The other kids laughed, but Lylah brushed through them, frantically touching the fence-line for direction, and was gone.
“I don’t like you,” Wajhata said to Monaro. That was a lot for a skinny kid in a small township to say.
“Big deal,” Monaro scoffed.
“Let’s put him in the tyre!” Yarran laughed.
Night-time had a totally different feeling on Lylah’s skin. It was cool, almost damp. She felt her way along the fence-line, stepping so soft not a dog stirred, feeling impossibly nervous and more than a bit like a fool.
But excited, too.
Imagine if Wajhata was there! What landscape could he paint that was better than the one he already had? She imagined Dreamtime legends in tap shoes, pictured what she thought spinning ballrooms would look like, held up by the stars. Wondered if he’d describe a giant Boobook owl rising from the earth so she might dance between its wings as it flew across the Outback dark…
Imagine… she thought, again. Imagine, what if, imagine…
But there was no sound. Wajhata didn’t seem to be there. Or anywhere, which almost made her cry. ‘How can you be so disappointed? You barely know him!’ she told herself off.
Then she heard a rustle, weight shift.
It may always have been dark for her, but now she was scared. Of falling, of snakes, of the fact she was alone.
A hanging branch of a snappy gumtree shook with the gained weight of something arriving;
“Um, g’day,” said Wajhata.
Lylah smiled the biggest smile!
“If ya start dancing, I might try and paint something for ya,” Wajhata asked.
Now, it was Lylah’s turn to be nervous. She still wasn’t used to someone watching. She stood there, swaying her arms a bit, this way, that way, unsure.
“You can move your feet,” Wajhata said. “The dust doesn’t raise at night.”
“Oh…” Lylah gasped… and, slowly moved her feet.

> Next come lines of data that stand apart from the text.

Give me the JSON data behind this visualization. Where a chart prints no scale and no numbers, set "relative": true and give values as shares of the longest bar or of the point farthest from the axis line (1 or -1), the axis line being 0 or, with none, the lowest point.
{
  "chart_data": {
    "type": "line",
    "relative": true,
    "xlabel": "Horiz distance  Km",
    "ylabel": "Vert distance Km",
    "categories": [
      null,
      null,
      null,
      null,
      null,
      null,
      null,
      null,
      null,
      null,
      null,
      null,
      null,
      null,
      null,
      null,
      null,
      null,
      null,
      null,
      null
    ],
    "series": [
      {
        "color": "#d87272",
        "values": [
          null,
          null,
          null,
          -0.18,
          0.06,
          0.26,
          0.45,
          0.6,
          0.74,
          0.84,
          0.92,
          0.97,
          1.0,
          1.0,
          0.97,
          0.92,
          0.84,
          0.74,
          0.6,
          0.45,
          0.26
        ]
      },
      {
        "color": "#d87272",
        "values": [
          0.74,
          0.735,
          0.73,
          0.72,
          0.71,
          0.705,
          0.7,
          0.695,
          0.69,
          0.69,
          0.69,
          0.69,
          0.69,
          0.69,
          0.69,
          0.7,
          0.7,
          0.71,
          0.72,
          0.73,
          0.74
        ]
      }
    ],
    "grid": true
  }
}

“Imagine…” Wajhata said, “a full moon rising over the plains. A forever moon, as if it had always been there, yellow, turning white, strong and round. As if time didn’t matter under it. As if everything was still, like a picture. Imagine the plains, with their dead gums and shrubs, each one with its own hundred foot moon shadow, black shadows, so dark you could fall into them. And, between the shadows, red dust replaced by sliver earth. Everything silent, everything shadows and grey. But if you looked even closer, there would be silver kangaroos moving through that picture, ‘ey. Emus here and there. Shifting little bits of landscape, animals that don’t make a sound. Entire, distant ranges lit bright by the night…”
“Ohh…” Lylah said.
She wasn’t expecting this! No fantasy, no tall tales, Wajhata was describing the blind girl’s surrounds.
“And imagine,” he continued, “in the middle of that silence that covered the never-never, there was the shuffle of a girl’s bare feet as she danced. That her moving arms and hair pushed the still air, made it flow around her, gave it life. Her skin the same silver colour as the world!
“Imagine she was moving to a tune only she could hear. That it was everything within her head! Imagine her being beautifully lost out there, amongst something so vast, so hushed. Everything black and silver. EVERYTHING!
“Her and her moment, in love with the moon…”
Lylah began to really dance. The song in her head was wonderful. Wajhata continued.
“Now, imagine if something else painted silver by the moon, casting shadows of its own, reached through the silence and held her hand and danced, too. Two small shapes. Free. Hearing each other’s breath… dancing to different imagined tunes…”
And, Wajhata held out his hand, until it touched Lylah’s, and they smiled, and danced, as if time had stopped! As if dust never raised. Boredom never existed.
And here-and-now and tomorrow couldn’t come too soon.